For the full LastZ-based 3D NoC-bus hybrid architecture, (DyXY)Z [11] [12] wormhole routing algorithm was used, while we utilized (DyXY)Z(DyXY) routing algorithm for the partial LastZ-based 3D NoC-bus hybrid architecture. Because this routing algorithm is not deadlock-free, we used routers with two virtual channels per input port. The packet latency versus average packet arrival rate for different architectures under uniform traffic profile are shown in Fig. 5 . It can be observed for the mentioned scenario that the network with the partial LastZ-based architecture saturates at higher injection rates and always offers reduced average packet latency compared to the full LastZ-based 3D NoC-bus hybrid architecture. The reason being that, the partial LastZ-based architecture can balance the load distribution among all layers better than the full LastZ-based architecture due to the offered routing adaptivity. The area of the different routers was computed once synthesized on CMOS 65nm LPLVT STMicroelectronics standard cells using Synopsys Design Compiler. To observe the area savings of more complex routers, we synthesized routers supporting virtual channels as well. For these routers, we set the number of virtual channels to 2. The layout area of a conventional 2D NoC router, the proposed LastZ-based NoC router, a conventional 3D NoC-Bus Hybrid router, a 3D Symmetric NoC router and the wrapper are listed in Table  I . For all the routers, the data width and buffer depth were set to 32 bits and 8 slots, respectively. The figures given in the table reveal that compared to a conventional 3D NoCBus Hybrid router, the area savings for the proposed LastZbased router is around 18% and 21% for without-and with-VC implementations, respectively. For more complex routers supporting a large number of VCs, complex VC management techniques [13] [14] , and wider data width, it is expected to have more area savings.
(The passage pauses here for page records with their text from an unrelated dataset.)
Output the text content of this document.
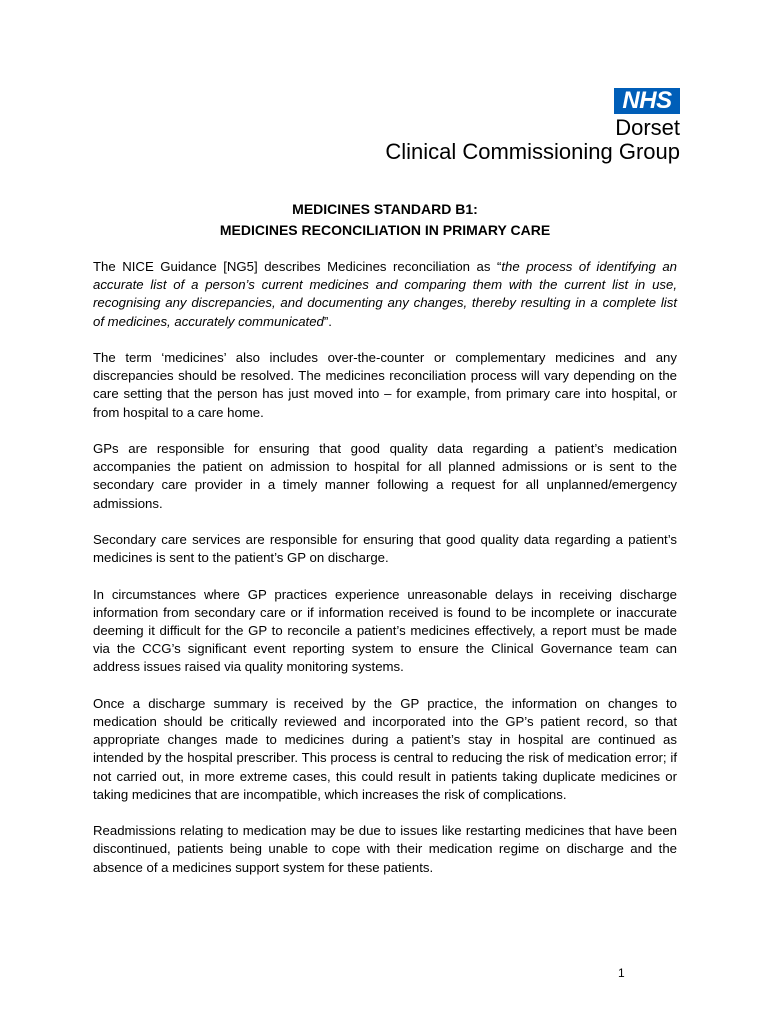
NHS
Dorset
Clinical Commissioning Group
MEDICINES STANDARD B1:
MEDICINES RECONCILIATION IN PRIMARY CARE

The NICE Guidance [NG5] describes Medicines reconciliation as “the process of identifying an accurate list of a person’s current medicines and comparing them with the current list in use, recognising any discrepancies, and documenting any changes, thereby resulting in a complete list of medicines, accurately communicated”.

The term ‘medicines’ also includes over-the-counter or complementary medicines and any discrepancies should be resolved. The medicines reconciliation process will vary depending on the care setting that the person has just moved into – for example, from primary care into hospital, or from hospital to a care home.

GPs are responsible for ensuring that good quality data regarding a patient’s medication accompanies the patient on admission to hospital for all planned admissions or is sent to the secondary care provider in a timely manner following a request for all unplanned/emergency admissions.

Secondary care services are responsible for ensuring that good quality data regarding a patient’s medicines is sent to the patient’s GP on discharge.

In circumstances where GP practices experience unreasonable delays in receiving discharge information from secondary care or if information received is found to be incomplete or inaccurate deeming it difficult for the GP to reconcile a patient’s medicines effectively, a report must be made via the CCG’s significant event reporting system to ensure the Clinical Governance team can address issues raised via quality monitoring systems.

Once a discharge summary is received by the GP practice, the information on changes to medication should be critically reviewed and incorporated into the GP’s patient record, so that appropriate changes made to medicines during a patient’s stay in hospital are continued as intended by the hospital prescriber. This process is central to reducing the risk of medication error; if not carried out, in more extreme cases, this could result in patients taking duplicate medicines or taking medicines that are incompatible, which increases the risk of complications.

Readmissions relating to medication may be due to issues like restarting medicines that have been discontinued, patients being unable to cope with their medication regime on discharge and the absence of a medicines support system for these patients.

1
VI. CONCLUSION AND FUTURE WORK
In this paper an efficient hybridization scheme was proposed to address the naive and straightforward hybridization between NoC and bus media in the 3D NoC-Bus Hybrid Mesh architecture. The hybridization mechanism benefiting from a rule called LastZ, enables low-cost inter-layer communication architecture. In order to provide routing adaptivity for the presented scheme, we proposed partial-LastZ-based 3D NoCbus hybrid architecture. This architecture utilizes a combination of typical and LastZ-based bus architectures for interlayer communication. Our extensive simulations showed that compared to the full LastZ-based 3D NoC-bus hybrid architecture, the partial-LastZ-based architecture achieves significant performance, and area improvements. In the future, our work will be extended by performing a comprehensive simulation to estimate the system power and measure NoC performance under realistic traces.